I have been on Gabapentin on and off for about 7 months (since approx January). I was taking it for chronic pelvic pain, and it worked well, but it made me very emotional and made higher cognitive functions difficult. After 4 months of semi-regular use, I got off it quickly, but kept it around in case of a severe pain flare up. As of now I have gone through 2 "100 capsule" bottles of 100mg pills, so not too much. Never took a higher dosage then 300mg and never took more than 300mg in one day.

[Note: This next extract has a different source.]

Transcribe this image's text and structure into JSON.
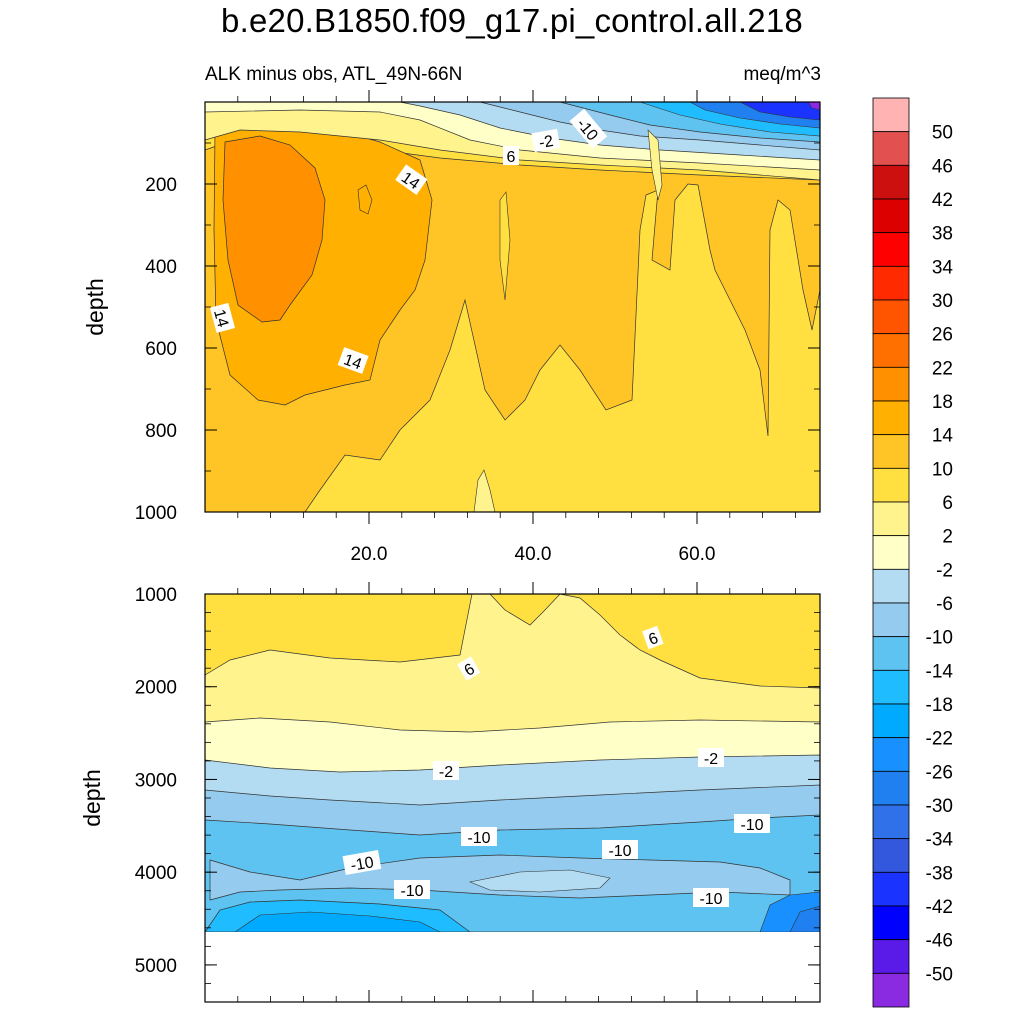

I've used it a few times recently (in July, just a few weeks ago) when the pain really flared up, thinking it would only have minimal side effects, but it has resulted in continual severe depression and dark thoughts even though I haven't taken any in two weeks. I took it occassionally because I thought the depression was predominantely from the chronic pain, but now I realize the gabapentin was the root of it. I'm terrified because I know the drug has long since left my system but I can't shake the side effects. Doctors and psychologists won't listen to me. They say I'm just depressed and it isn't the medication, but I'm positive it is. The pain is finally improving, I'm going back to school, and things are looking up. But there is this unshakable auora that is plauging me. No matter how hard I distract myself and push through there's this cloud that impares my ability to emotionally and physical function (feelings of detachment, separation, depression, and some suicidal thoughts). Words come slower, it's harder to focus, memory is very dull. I wasn't concered within the first few days, but it's been a few weeks now and I'm alarmed that it doesn't seem to be improving.
Do the side effects ever go away... How long does it take and what can catalyze the healing process? Is it possible to incur permanent damage from a low dosage, or does it take months to heal. Can anyone explain the biomechanics behind how gabapentin can affect patients weeks after usage.
Hopefully there is an answer and the possibility for recovery, but at the moment things are very frightening.